Okay here's my situation:
On a server I have a screen session (which was initiated using screen -S python-script
) running a python script inside of it.
I make changes to this project by pushing to a git repo. When I want to have the changes reflected on the project, I ssh into the server, screen -x python-script
and then Ctrl-c to send keyboard interrupt, then git pull origin master
and then ./run_script.py
I want to do something clever and make my project able to update and restart itself. Another small python server would live on this remote server and listen for a request from my project, this python server would then use subprocess
to run a bash script which would update and restart my project.
It's a bit convoluted I know, and I'd really like some suggestions if there's a better way to do what I'm wanting.

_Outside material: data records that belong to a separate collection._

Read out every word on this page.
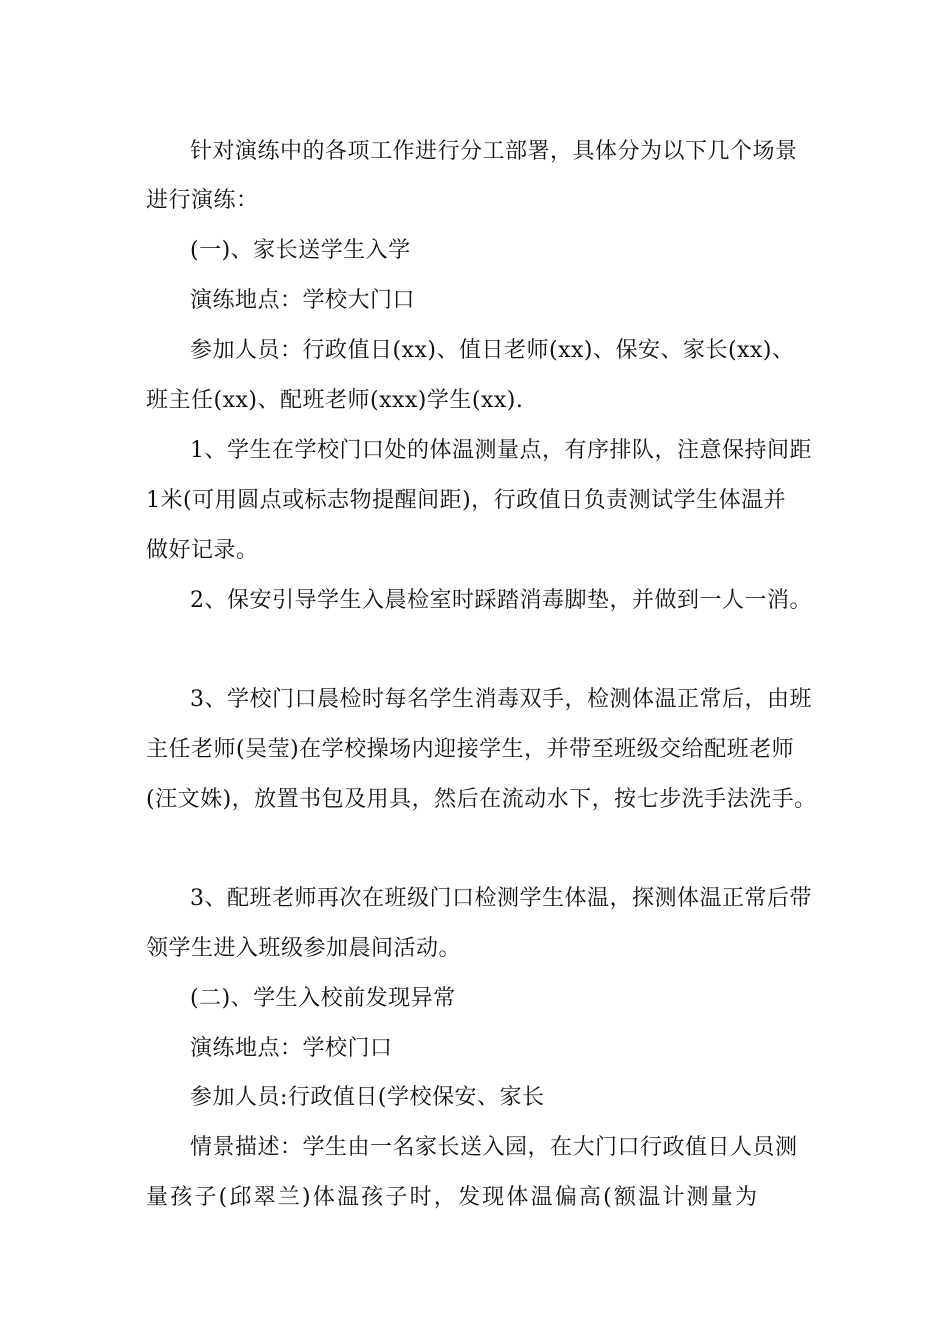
针对演练中的各项工作进行分工部署，具体分为以下几个场景
进行演练：
(一)、家长送学生入学
演练地点：学校大门口
参加人员：行政值日(xx)、值日老师(xx)、保安、家长(xx)、
班主任(xx)、配班老师(xxx)学生(xx).
1、学生在学校门口处的体温测量点，有序排队，注意保持间距
1米(可用圆点或标志物提醒间距)，行政值日负责测试学生体温并
做好记录。
2、保安引导学生入晨检室时踩踏消毒脚垫，并做到一人一消。
3、学校门口晨检时每名学生消毒双手，检测体温正常后，由班
主任老师(吴莹)在学校操场内迎接学生，并带至班级交给配班老师
(汪文姝)，放置书包及用具，然后在流动水下，按七步洗手法洗手。
3、配班老师再次在班级门口检测学生体温，探测体温正常后带
领学生进入班级参加晨间活动。
(二)、学生入校前发现异常
演练地点：学校门口
参加人员:行政值日(学校保安、家长
情景描述：学生由一名家长送入园，在大门口行政值日人员测
量孩子(邱翠兰)体温孩子时，发现体温偏高(额温计测量为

Right now if I could formulate a bash script to do what I'm looking for, then I know this would work (probably..).
1) Use nohup instead of screen, redirect stdout to a rotative log if you're interested in the outputs. Store the PID somewhere.
2) Set a 'deployment' branch on your repo.
3) Set a cronjob on the server to pull 'deployment' branch each x minutes.
4) Use a githook to trigger an start/stop each time there's a new commit on your 'deployment' branch. Use the stored pid to kill it.
EDIT:
If you need to kill via Ctrl + C, just send SIGINT with kill then wait for the pid to die.